Connu affectueusement sous le nom de « Ya Matim’s », Mbuta Matima était un véritable enfant de Matonge, anciennement Renkin, sur l’avenue Inzia. Guitariste talentueux, musicien méthodique et homme de l’ombre respecté, il incarnait le professionnalisme au sein du groupe.

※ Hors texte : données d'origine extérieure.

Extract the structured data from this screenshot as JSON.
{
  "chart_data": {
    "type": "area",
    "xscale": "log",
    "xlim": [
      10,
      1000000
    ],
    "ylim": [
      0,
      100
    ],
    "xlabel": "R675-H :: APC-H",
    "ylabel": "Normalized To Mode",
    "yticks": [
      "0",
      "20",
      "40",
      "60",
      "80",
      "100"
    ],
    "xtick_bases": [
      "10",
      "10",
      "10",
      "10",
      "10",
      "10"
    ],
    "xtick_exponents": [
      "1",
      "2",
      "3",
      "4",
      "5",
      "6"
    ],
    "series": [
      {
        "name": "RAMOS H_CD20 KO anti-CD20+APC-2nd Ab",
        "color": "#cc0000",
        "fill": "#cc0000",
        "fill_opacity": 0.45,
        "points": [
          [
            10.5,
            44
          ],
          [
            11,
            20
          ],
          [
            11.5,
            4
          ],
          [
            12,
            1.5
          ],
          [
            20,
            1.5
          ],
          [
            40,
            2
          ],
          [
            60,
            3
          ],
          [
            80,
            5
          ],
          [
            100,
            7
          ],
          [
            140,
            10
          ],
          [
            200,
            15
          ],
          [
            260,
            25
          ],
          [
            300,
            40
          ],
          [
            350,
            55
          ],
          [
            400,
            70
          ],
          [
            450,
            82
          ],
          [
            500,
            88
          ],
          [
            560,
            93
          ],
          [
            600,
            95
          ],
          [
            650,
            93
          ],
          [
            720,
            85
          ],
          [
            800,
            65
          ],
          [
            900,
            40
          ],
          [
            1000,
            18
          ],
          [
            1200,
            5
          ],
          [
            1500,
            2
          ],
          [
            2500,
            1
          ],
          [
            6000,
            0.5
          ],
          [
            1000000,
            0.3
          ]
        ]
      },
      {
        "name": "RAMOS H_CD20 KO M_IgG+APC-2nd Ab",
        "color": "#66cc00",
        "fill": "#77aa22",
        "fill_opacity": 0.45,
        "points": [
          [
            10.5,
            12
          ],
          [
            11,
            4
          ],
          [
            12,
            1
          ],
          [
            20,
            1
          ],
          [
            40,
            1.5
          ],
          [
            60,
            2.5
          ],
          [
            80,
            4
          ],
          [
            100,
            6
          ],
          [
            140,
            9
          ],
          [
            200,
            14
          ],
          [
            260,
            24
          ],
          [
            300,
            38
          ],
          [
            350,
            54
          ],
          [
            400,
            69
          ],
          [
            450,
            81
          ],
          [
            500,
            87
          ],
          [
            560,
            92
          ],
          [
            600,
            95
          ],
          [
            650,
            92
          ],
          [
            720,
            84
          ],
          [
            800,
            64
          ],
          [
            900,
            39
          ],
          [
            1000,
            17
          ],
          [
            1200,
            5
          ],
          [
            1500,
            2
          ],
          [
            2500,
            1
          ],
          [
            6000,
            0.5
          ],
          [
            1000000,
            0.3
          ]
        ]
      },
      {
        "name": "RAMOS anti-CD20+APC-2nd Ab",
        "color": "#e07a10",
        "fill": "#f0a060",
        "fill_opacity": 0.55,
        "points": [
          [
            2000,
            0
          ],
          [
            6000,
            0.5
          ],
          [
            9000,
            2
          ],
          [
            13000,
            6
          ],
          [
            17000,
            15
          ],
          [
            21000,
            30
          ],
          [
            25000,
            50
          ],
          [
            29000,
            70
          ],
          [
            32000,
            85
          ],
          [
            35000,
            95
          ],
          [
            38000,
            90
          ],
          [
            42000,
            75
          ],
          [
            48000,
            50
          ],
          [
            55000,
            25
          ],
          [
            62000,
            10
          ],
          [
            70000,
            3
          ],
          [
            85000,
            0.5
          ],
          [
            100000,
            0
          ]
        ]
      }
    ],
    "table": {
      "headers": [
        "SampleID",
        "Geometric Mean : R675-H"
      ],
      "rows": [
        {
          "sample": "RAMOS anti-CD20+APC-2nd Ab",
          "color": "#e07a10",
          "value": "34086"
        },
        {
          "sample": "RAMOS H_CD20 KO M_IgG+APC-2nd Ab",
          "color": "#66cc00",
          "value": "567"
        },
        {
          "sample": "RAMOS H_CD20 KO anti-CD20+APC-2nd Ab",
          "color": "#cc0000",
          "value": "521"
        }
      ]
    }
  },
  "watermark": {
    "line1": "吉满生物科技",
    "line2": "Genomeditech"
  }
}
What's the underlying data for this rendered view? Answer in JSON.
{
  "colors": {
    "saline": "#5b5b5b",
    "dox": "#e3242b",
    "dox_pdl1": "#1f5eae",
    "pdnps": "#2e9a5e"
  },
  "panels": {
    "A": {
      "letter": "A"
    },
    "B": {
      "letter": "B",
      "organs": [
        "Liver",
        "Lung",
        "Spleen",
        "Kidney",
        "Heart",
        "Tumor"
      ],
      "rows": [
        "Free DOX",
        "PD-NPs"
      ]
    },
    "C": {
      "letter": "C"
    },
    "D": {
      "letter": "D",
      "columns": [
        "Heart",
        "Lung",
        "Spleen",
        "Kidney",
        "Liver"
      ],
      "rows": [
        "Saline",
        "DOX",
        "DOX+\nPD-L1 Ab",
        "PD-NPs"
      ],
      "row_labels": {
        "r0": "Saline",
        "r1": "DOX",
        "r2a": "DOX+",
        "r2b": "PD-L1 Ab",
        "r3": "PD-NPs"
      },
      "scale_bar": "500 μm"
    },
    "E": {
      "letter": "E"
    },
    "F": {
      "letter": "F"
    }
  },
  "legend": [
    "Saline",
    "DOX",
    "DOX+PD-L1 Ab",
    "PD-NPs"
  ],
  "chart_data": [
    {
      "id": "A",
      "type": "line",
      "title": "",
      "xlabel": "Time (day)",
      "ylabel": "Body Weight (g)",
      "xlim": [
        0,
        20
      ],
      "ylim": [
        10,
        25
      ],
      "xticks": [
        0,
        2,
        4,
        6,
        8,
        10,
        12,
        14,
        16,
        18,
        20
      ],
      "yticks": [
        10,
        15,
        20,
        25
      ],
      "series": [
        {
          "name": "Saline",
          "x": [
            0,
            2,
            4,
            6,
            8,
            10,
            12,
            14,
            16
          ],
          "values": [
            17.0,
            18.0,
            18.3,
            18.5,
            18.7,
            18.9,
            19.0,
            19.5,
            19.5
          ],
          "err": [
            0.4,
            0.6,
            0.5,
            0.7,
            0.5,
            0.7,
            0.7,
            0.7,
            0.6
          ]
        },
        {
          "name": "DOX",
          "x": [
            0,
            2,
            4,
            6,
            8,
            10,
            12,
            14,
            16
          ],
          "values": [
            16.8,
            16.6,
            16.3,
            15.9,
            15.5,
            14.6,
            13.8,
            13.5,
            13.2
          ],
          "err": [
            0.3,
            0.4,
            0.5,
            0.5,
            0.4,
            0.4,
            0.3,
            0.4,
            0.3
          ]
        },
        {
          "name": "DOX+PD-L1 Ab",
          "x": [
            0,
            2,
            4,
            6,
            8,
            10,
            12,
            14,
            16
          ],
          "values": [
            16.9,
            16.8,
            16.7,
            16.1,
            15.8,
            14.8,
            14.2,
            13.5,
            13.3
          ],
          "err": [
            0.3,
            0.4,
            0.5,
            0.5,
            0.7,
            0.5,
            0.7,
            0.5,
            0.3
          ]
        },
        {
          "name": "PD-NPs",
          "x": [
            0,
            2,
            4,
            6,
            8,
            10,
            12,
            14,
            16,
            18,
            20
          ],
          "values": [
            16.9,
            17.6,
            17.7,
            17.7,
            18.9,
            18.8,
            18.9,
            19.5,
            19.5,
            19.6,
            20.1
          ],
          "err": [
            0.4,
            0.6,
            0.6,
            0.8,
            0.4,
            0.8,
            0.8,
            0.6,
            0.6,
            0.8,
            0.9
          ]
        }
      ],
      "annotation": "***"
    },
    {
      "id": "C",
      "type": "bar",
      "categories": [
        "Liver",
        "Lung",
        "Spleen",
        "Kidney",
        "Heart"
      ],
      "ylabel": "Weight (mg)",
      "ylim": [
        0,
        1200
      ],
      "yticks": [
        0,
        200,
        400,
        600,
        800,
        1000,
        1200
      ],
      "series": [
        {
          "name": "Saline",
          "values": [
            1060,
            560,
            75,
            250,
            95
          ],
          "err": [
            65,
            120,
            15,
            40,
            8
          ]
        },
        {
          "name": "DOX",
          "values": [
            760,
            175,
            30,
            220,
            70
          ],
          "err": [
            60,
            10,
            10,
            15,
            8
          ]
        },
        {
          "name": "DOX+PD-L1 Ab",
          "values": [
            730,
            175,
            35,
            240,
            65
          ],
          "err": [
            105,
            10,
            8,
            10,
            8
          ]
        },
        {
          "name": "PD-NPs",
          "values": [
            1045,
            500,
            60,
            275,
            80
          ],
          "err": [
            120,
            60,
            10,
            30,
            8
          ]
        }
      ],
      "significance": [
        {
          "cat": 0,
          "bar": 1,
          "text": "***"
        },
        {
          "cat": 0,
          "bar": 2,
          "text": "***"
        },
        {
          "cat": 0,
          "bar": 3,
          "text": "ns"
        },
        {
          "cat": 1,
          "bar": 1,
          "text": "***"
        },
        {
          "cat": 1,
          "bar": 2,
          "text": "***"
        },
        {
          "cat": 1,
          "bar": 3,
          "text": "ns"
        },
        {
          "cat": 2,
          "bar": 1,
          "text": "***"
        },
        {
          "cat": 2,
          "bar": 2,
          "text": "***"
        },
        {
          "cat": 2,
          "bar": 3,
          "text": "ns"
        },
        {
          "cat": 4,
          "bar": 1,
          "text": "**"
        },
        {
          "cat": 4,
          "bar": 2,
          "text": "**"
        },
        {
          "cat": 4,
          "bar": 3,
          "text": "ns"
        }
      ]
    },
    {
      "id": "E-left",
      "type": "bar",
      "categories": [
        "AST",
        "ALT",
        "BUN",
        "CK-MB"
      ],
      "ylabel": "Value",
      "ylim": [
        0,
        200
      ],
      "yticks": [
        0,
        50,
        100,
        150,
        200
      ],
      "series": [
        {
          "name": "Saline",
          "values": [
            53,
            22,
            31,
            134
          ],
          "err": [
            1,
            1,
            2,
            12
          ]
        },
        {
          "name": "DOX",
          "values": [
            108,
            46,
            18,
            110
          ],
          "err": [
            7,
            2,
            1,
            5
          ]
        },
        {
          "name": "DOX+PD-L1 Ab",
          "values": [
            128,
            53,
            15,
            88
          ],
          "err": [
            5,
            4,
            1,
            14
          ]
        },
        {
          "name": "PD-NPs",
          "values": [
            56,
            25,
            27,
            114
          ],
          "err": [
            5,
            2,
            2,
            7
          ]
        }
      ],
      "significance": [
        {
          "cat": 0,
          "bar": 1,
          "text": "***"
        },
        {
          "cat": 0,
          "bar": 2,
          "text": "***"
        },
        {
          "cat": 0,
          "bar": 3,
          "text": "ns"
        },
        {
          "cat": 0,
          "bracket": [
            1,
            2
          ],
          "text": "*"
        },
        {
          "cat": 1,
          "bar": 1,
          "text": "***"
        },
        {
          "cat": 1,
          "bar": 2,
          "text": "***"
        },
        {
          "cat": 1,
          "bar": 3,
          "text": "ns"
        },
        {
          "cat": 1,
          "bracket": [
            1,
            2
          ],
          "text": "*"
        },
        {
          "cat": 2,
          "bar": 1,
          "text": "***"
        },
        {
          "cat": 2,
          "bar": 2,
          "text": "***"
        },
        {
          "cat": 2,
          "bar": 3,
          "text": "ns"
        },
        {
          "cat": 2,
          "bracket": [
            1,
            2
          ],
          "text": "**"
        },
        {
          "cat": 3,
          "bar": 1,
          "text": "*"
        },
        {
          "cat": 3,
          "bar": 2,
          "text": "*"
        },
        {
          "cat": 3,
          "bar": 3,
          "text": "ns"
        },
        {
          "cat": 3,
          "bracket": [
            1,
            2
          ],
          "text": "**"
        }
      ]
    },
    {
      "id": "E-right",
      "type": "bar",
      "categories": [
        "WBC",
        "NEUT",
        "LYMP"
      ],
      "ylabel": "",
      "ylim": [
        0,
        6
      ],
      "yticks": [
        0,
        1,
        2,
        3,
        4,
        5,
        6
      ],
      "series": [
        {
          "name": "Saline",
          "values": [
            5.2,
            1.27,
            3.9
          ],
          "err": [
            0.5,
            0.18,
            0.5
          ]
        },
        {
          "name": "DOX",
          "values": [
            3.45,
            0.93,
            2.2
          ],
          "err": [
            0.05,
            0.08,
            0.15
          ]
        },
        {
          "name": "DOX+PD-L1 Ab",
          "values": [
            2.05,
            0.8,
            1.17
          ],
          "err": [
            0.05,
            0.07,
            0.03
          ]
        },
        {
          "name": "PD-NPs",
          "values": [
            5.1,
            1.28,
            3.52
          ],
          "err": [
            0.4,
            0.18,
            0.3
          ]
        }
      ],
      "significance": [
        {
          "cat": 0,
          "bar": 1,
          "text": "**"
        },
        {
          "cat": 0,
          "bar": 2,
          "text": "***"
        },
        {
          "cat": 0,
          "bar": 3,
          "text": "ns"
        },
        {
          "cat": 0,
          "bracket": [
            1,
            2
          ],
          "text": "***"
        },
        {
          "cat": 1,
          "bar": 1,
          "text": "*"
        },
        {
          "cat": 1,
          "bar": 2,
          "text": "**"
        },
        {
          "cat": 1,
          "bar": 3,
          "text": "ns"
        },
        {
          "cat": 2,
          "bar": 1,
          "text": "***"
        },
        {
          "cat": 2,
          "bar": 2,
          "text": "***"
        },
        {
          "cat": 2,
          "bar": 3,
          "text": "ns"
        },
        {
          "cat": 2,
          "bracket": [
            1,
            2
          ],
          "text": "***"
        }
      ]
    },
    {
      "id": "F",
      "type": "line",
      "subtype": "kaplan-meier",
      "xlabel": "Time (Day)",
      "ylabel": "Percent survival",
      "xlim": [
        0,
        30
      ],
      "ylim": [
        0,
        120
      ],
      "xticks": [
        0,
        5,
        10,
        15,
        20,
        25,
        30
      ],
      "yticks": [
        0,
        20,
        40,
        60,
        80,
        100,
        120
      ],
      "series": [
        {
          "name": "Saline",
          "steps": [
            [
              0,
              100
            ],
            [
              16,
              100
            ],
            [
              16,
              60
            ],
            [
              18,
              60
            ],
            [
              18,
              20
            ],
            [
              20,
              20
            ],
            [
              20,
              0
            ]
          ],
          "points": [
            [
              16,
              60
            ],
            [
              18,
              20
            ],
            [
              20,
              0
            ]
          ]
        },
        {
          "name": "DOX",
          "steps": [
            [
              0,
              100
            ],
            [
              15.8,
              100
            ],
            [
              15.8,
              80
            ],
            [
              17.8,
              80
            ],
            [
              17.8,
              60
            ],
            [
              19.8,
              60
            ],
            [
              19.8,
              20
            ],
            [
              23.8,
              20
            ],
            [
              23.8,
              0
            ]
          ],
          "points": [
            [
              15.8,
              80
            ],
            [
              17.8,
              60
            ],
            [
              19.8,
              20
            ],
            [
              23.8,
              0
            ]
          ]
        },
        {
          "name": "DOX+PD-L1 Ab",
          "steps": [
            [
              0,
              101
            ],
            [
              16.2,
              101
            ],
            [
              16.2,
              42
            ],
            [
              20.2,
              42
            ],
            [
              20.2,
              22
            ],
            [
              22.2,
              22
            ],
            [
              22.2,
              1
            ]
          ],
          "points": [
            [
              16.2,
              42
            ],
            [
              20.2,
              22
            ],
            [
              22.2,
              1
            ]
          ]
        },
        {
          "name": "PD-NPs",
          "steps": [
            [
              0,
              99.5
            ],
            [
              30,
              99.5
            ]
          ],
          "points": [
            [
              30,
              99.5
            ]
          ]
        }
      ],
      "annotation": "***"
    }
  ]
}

Avant de rejoindre Zaïko Langa Langa en 1969, il avait débuté chez Stukas Boys aux côtés de Lita Bembo. D’abord influencé par les reprises pop occidentales, il évoluera progressivement vers la rumba et le sebene, devenant au fil des années l’un des piliers techniques du son Zaïko.

Un directeur artistique rigoureux et respecté
Souvent présenté comme soliste secondaire, Mbuta Matima était bien plus qu’un simple guitariste. Il occupait un rôle central dans l’organisation musicale du groupe : directeur artistique, arrangeur, coordinateur et auteur-compositeur.
Les habitués des concerts du mythique Kimpwanza Bar se souviennent encore des balances minutieuses qu’il dirigeait avant chaque prestation. Rigoureux et exigeant, il veillait à la qualité sonore et à la cohésion musicale de l’orchestre.
Plusieurs chansons portent son empreinte artistique, notamment :
« Toli Kolumpe »
« Kin Kiesse »
« Solomo »
« Nandimi te Nakotika te »
« Kazo »
« Masela »
« Kabobo »
« Mena »
« Reviens Hyppau »
À travers ces œuvres, Mbuta Matima a participé à construire l’identité musicale moderne de Zaïko, devenue une référence majeure de la rumba congolaise.
« A nge Matima, a Mbuta Matima, kolele ! » : cette phrase résonne encore comme un hommage à un homme dont le nom mérite d’être gravé parmi les grands bâtisseurs de la légende Zaïko.